A written programme, of which the following is suggestive, of the order in which the regular daily work is to be done, kept where it will serve as a constant reminder, will aid greatly in the establishment of habits of method in one’s work :
1. Make the fire ; fill the tea-kettle and reservoirs. Polish the stove, when needed.
2. Dust the kitchen, which should have been left clean and in good order the night before. Wash the hands preparatory to getting breakfast, as it is always essential to have the hands and finger nails clean before handling foods and cooking utensils.
3. Get breakfast.
4. Make any preparations for dinner which may require early attention.
5. Wash dishes, including dish towels; clean sinks, hoppers, and garbage receptacles, if any.

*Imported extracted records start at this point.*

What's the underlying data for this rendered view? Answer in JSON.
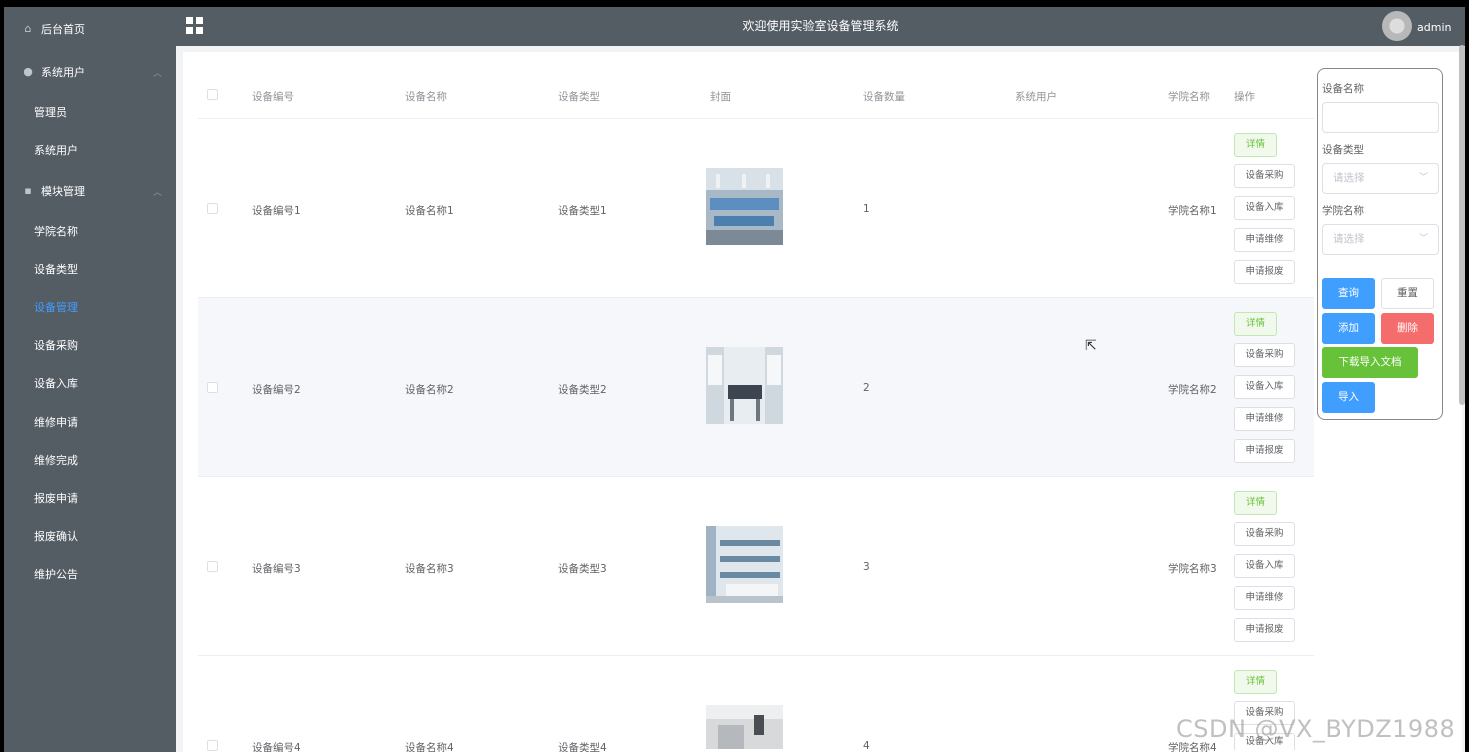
{
  "header": {
    "title": "欢迎使用实验室设备管理系统",
    "username": "admin"
  },
  "sidebar": {
    "home": "后台首页",
    "group_users": "系统用户",
    "users_items": [
      "管理员",
      "系统用户"
    ],
    "group_modules": "模块管理",
    "module_items": [
      "学院名称",
      "设备类型",
      "设备管理",
      "设备采购",
      "设备入库",
      "维修申请",
      "维修完成",
      "报废申请",
      "报废确认",
      "维护公告"
    ],
    "active_item": "设备管理"
  },
  "table": {
    "columns": [
      "设备编号",
      "设备名称",
      "设备类型",
      "封面",
      "设备数量",
      "系统用户",
      "学院名称",
      "操作"
    ],
    "rows": [
      {
        "code": "设备编号1",
        "name": "设备名称1",
        "type": "设备类型1",
        "qty": "1",
        "user": "",
        "college": "学院名称1"
      },
      {
        "code": "设备编号2",
        "name": "设备名称2",
        "type": "设备类型2",
        "qty": "2",
        "user": "",
        "college": "学院名称2"
      },
      {
        "code": "设备编号3",
        "name": "设备名称3",
        "type": "设备类型3",
        "qty": "3",
        "user": "",
        "college": "学院名称3"
      },
      {
        "code": "设备编号4",
        "name": "设备名称4",
        "type": "设备类型4",
        "qty": "4",
        "user": "",
        "college": "学院名称4"
      }
    ],
    "actions": [
      "详情",
      "设备采购",
      "设备入库",
      "申请维修",
      "申请报废"
    ]
  },
  "search": {
    "name_label": "设备名称",
    "type_label": "设备类型",
    "type_placeholder": "请选择",
    "college_label": "学院名称",
    "college_placeholder": "请选择",
    "query": "查询",
    "reset": "重置",
    "add": "添加",
    "delete": "删除",
    "download": "下载导入文档",
    "import": "导入"
  },
  "watermark": "CSDN @VX_BYDZ1988",
  "colors": {
    "sidebar": "#545c64",
    "active": "#409eff",
    "primary": "#409eff",
    "danger": "#f56c6c",
    "success": "#67c23a"
  }
}
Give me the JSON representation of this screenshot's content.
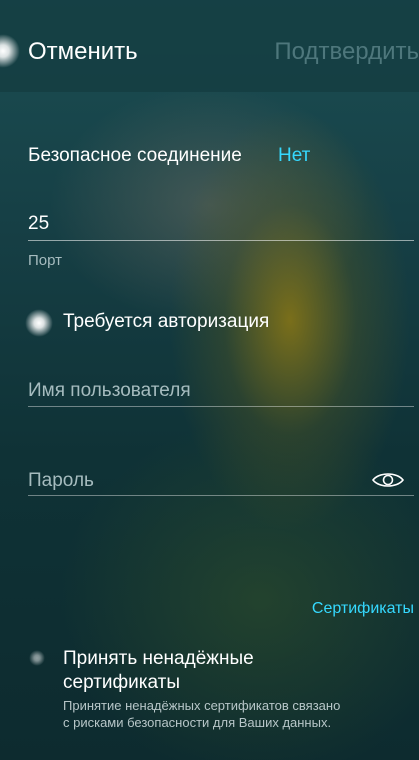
{
  "header": {
    "cancel_label": "Отменить",
    "confirm_label": "Подтвердить"
  },
  "secure_connection": {
    "label": "Безопасное соединение",
    "value": "Нет"
  },
  "port": {
    "value": "25",
    "label": "Порт"
  },
  "auth": {
    "label": "Требуется авторизация",
    "enabled": true
  },
  "username": {
    "placeholder": "Имя пользователя"
  },
  "password": {
    "placeholder": "Пароль",
    "visibility_icon": "eye-icon"
  },
  "certificates": {
    "link_label": "Сертификаты"
  },
  "untrusted_certs": {
    "title": "Принять ненадёжные сертификаты",
    "description": "Принятие ненадёжных сертификатов связано с рисками безопасности для Ваших данных.",
    "enabled": false
  },
  "colors": {
    "accent": "#35d9ff",
    "background": "#163f45",
    "secondary_text": "#a6bcbf"
  }
}
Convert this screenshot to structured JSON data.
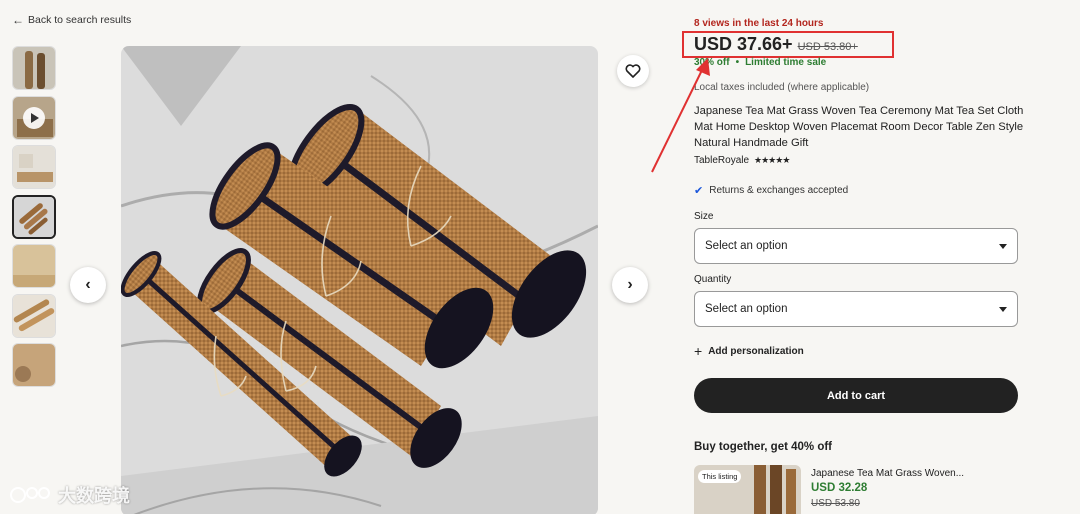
{
  "header": {
    "back_label": "Back to search results"
  },
  "gallery": {
    "thumbnails": [
      {
        "name": "thumb-1"
      },
      {
        "name": "thumb-video"
      },
      {
        "name": "thumb-3"
      },
      {
        "name": "thumb-4"
      },
      {
        "name": "thumb-5"
      },
      {
        "name": "thumb-6"
      },
      {
        "name": "thumb-7"
      }
    ],
    "active_index": 3,
    "prev_icon": "chevron-left-icon",
    "next_icon": "chevron-right-icon",
    "favorite_icon": "heart-icon"
  },
  "product": {
    "views": "8 views in the last 24 hours",
    "price_now": "USD 37.66+",
    "price_was": "USD 53.80+",
    "discount": "30% off",
    "sale_label": "Limited time sale",
    "taxes": "Local taxes included (where applicable)",
    "title": "Japanese Tea Mat Grass Woven Tea Ceremony Mat Tea Set Cloth Mat Home Desktop Woven Placemat Room Decor Table Zen Style Natural Handmade Gift",
    "seller": "TableRoyale",
    "rating_stars": "★★★★★",
    "returns": "Returns & exchanges accepted"
  },
  "options": {
    "size_label": "Size",
    "size_value": "Select an option",
    "quantity_label": "Quantity",
    "quantity_value": "Select an option"
  },
  "actions": {
    "personalization": "Add personalization",
    "add_to_cart": "Add to cart"
  },
  "bundle": {
    "heading": "Buy together, get 40% off",
    "badge": "This listing",
    "name": "Japanese Tea Mat Grass Woven...",
    "price": "USD 32.28",
    "was": "USD 53.80"
  },
  "watermark": {
    "text": "大数跨境"
  },
  "colors": {
    "accent_red": "#e03131",
    "green": "#2e7d32",
    "dark": "#222222"
  }
}
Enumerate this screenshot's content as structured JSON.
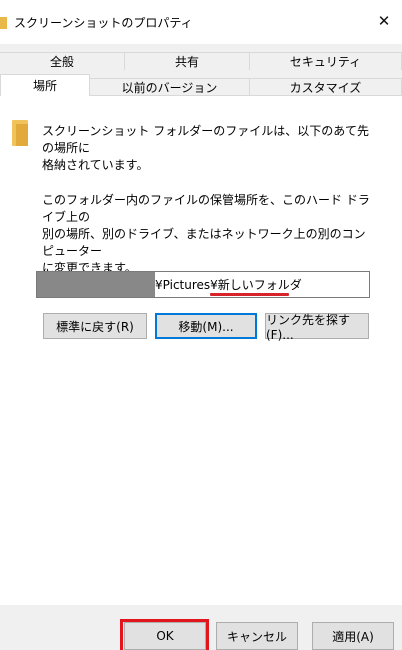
{
  "window": {
    "title": "スクリーンショットのプロパティ",
    "close_glyph": "✕"
  },
  "tabs": {
    "row1": [
      "全般",
      "共有",
      "セキュリティ"
    ],
    "row2": [
      "場所",
      "以前のバージョン",
      "カスタマイズ"
    ],
    "active": "場所"
  },
  "location": {
    "description1_line1": "スクリーンショット フォルダーのファイルは、以下のあて先の場所に",
    "description1_line2": "格納されています。",
    "description2_line1": "このフォルダー内のファイルの保管場所を、このハード ドライブ上の",
    "description2_line2": "別の場所、別のドライブ、またはネットワーク上の別のコンピューター",
    "description2_line3": "に変更できます。",
    "path_visible": "¥Pictures¥新しいフォルダ",
    "highlight_color": "#d8232a"
  },
  "buttons": {
    "restore_default": "標準に戻す(R)",
    "move": "移動(M)...",
    "find_target": "リンク先を探す(F)..."
  },
  "footer": {
    "ok": "OK",
    "cancel": "キャンセル",
    "apply": "適用(A)"
  }
}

6. Extras. Under this division may be arranged different duties for regular days; as, for example, one day each week may be devoted to extra cleaning of cupboards, reservoirs, ovens, etc.; two other days to washing and cleaning the refrigerator, extra scouring of utensils and faucets, cleaning of lights, woodwork, walls, windows, and cellar, all of which require more or less of the housekeeper’s attention, though not always demanding daily care.

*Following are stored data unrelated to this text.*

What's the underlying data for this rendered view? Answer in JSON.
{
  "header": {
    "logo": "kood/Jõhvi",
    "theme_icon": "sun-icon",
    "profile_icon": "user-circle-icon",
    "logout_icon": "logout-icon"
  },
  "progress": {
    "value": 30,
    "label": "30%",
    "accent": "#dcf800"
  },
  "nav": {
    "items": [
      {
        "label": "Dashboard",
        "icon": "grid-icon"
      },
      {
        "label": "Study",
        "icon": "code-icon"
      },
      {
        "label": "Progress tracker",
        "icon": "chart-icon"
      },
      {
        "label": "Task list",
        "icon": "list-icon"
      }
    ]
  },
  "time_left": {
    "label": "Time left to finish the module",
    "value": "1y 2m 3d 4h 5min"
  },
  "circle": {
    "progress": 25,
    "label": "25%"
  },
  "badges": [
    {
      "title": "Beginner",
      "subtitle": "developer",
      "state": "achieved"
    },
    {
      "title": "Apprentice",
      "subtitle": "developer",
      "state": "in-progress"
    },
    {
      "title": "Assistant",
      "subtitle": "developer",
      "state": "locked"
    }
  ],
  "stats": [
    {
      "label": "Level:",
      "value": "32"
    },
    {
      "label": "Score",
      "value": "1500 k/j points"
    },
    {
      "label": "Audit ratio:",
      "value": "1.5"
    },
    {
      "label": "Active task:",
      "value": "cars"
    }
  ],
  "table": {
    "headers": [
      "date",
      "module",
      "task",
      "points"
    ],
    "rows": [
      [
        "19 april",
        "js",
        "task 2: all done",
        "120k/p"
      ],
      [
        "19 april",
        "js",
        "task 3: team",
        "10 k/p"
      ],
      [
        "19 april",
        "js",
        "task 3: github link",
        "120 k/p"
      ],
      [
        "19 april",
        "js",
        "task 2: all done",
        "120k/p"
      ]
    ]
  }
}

7. Put the kitchen to rights. This should be done after every meal before leaving the kitchen. At the close of the day’s work everything should be left in perfect order.
It is desirable to have the housework so planned that work which must be done regularly each week, as baking, washing, and ironing, shall have its own appointed day arranged as best suits the needs and convenience of the household. There is always a best way of performing even the simplest of household details ; seek out this most advantageous method and save time by employing it.—Mrs. E. E. Kellogg in Good Health.”
~Good Housekeeping Magazine 1896

http://www.vintage-homemaking.info/

Wash Day

Filed under: laundry — Tags: , , — dmacc502 @ 11:34 am
6 smiling women under tenement clothesline; ca...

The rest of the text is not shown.